When old tires are fashioned into the most popular footwear… TIA

When churches can be described as massive relief sculptures… TIA

Scorpions in the tent? TIA

When there is no internet connection for six days… TIA

When you arrive at a bathroom and ask if there is toilet paper, but you already know the answer is, “If God wills it”… TIA

When young boys do the wobbly leg dance along every dirt road…. TIA

When there is table tennis or foosball in nearly every village… TIA

When breakfast is to be served promptly at 7:30… at 8:00… TIA

When a stick can be used as a toothbrush… TIA

When eating too much of the traditional injera can give the illusion of male pregnancy…. TIA

When every road is shared between cars, goat herders, cow herders, and the occasional sad donkey who looks like he picked up the taxi fare for the whole group…. TIA

When a man’s five wives can live together peacefully… TIA

When a bunch of plastic bags held together by thread and a patch of leather is the best soccer ball around… TIA

by Constance

America is very well known for being one of the most privileged countries in the world, whereas Ethiopia is known for being possibly one of the poorest countries. Coming to Ethiopia has been an incredible, and, at times, very saddening experience. Most Americans will find it extremely hard to relate to Ethiopians and their culture because seemingly insurmountable differences. In spite of these differences, though, I have found it easy to connect to the people of Ethiopia.

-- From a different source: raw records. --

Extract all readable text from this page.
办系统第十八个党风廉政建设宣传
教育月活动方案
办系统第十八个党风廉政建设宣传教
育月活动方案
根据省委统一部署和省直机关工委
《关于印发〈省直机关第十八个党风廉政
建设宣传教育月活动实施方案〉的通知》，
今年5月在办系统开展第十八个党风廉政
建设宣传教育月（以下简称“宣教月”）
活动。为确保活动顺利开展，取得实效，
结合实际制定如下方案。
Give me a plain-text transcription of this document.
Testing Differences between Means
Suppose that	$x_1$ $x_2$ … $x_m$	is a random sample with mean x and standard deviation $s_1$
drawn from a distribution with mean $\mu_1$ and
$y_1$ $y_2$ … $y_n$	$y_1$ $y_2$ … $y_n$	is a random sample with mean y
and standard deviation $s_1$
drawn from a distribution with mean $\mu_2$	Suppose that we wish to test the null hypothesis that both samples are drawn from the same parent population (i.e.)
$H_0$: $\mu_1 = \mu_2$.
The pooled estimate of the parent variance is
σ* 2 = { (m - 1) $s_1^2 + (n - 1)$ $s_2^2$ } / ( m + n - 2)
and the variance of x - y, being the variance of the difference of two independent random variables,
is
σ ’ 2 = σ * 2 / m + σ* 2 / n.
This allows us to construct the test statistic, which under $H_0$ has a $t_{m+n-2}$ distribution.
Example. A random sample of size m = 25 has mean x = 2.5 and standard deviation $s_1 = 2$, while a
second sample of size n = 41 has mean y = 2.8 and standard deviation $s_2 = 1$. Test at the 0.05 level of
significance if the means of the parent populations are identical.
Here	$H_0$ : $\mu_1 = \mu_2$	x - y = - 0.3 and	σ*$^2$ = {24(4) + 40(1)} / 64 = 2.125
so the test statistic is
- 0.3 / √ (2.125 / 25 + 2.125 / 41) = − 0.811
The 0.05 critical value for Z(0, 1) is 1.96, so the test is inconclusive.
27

When I first walked into a village I was bombarded by about seven different kids and adults asking me for birr and to buy their goods, they refused to give up until one of the tour guides shooed them away with threats. After going into more and more villages I realized that these kids were harmless and, if anything, curious. At first they do ask for money and they do beg, but then they start to ask what your name is and how you are and they begin to open up.

One of my fondest memories so far of this trip was when we went to a village outside of Gondar, I met this little girl with the most beautiful smile and kindest heart. We bonded and I began to ask her questions about her life, how many siblings she had, and what her name was.  My goal was to make this girl feel safe, and accepted for the person she was, and not for the money she had or the clothes she was wearing, but for her beautiful smile and staggering personality. We danced and held hands, and told each other things about each of our very different lives.  Through this, I learned something about myself, I learned that there are connections that can be made between human beings culturally disparate and I have a serious passion with connecting to kids. The joy I get out of it is indescribable. When we had to leave the village the little girl told me she loved me and blew me about a thousand kisses. I gave her a hug and told her that I loved her too. Leaving her brought tears to my eyes, and I actually began to cry. I gave her a candy bar, and left. Leaving was one of the hardest things to do. After this I began to use this trip to connect with kids. So far I have met, befriended, and enjoyed about twenty different Ethiopians.